Two developments in the UK economy this week have given pound sterling a bit of a boost but it may be a momentary filip. The July retail report made for encouraging reading. UK retail sales rose by 0.4% during July, up from the -0.5% contraction seen back in June, which was above most analyst expectations. And in other headlines the UK reported the lowest level of British unemployment for 43 years.
Ths has given sterling a boost. So now might be a good time to consider locking in a preferential exchange rate with a forward contract if you have any hefty bills in foreign currencies that need paying any time soon.

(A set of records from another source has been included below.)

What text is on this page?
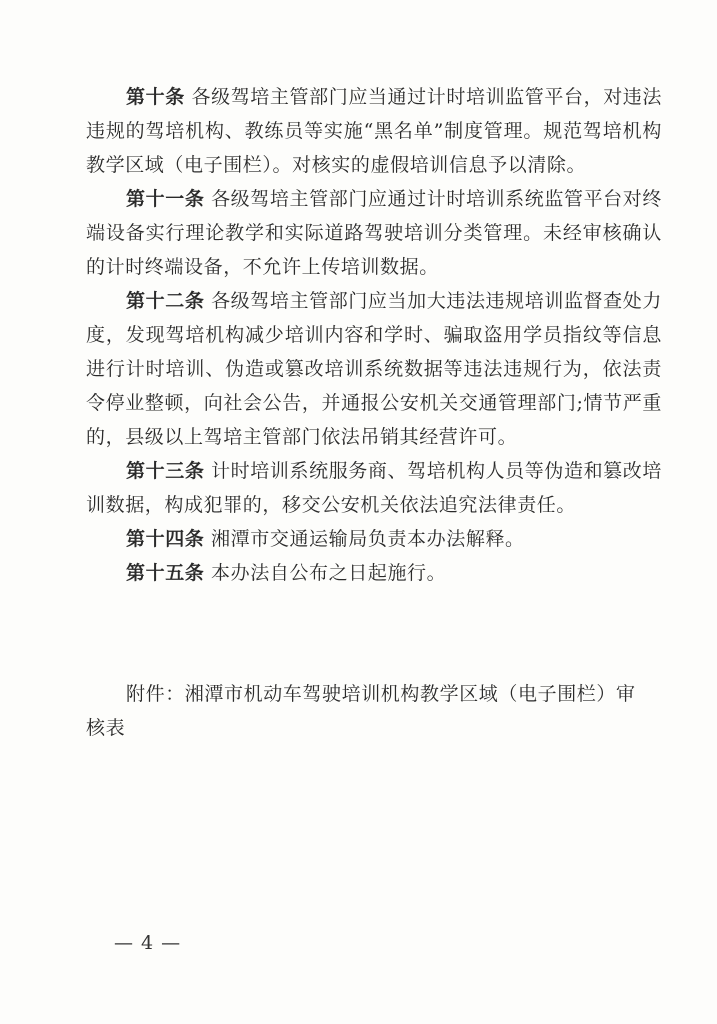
第十条 各级驾培主管部门应当通过计时培训监管平台，对违法违规的驾培机构、教练员等实施“黑名单”制度管理。规范驾培机构教学区域（电子围栏）。对核实的虚假培训信息予以清除。

第十一条 各级驾培主管部门应通过计时培训系统监管平台对终端设备实行理论教学和实际道路驾驶培训分类管理。未经审核确认的计时终端设备，不允许上传培训数据。

第十二条 各级驾培主管部门应当加大违法违规培训监督查处力度，发现驾培机构减少培训内容和学时、骗取盗用学员指纹等信息进行计时培训、伪造或篡改培训系统数据等违法违规行为，依法责令停业整顿，向社会公告，并通报公安机关交通管理部门;情节严重的，县级以上驾培主管部门依法吊销其经营许可。

第十三条 计时培训系统服务商、驾培机构人员等伪造和篡改培训数据，构成犯罪的，移交公安机关依法追究法律责任。

第十四条 湘潭市交通运输局负责本办法解释。

第十五条 本办法自公布之日起施行。

附件：湘潭市机动车驾驶培训机构教学区域（电子围栏）审
核表
— 4 —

But despite some cheer from the July retail figures. Currency watchers weren’t taking too much succour from the increase. There are fears that the July retail numbers are really just a sign that the August figures will be weak again, just like in June:
For now, and unfortunately for sterling, we see little scope for the pound to react positively to too much data at the moment as the conversations around Brexit remain geared towards a no-deal scenario. We expect today’s retail sales numbers to show that the British consumer did its spending earlier in the summer and if there was money to be spent in July, that it was likely borrowed from August’s outgoings given the squeeze on earnings.
– Jeremy Cook, WorldFirst
When it comes to the relative strength of sterling, Brexit is still the elephant in the room. And the negotiations recommence tomorrow (Friday 17th) with the aim of thrashing out a workable draft separation agreement that heads of government can vote on at the October EU Council meeting. If recent rounds of talk are any predictor, then we shall see plenty of turbulence in the currency situation as the talks progress. But at least it means we are not so many weeks away from reaching at least some vague notion of what Brexit might actually look like.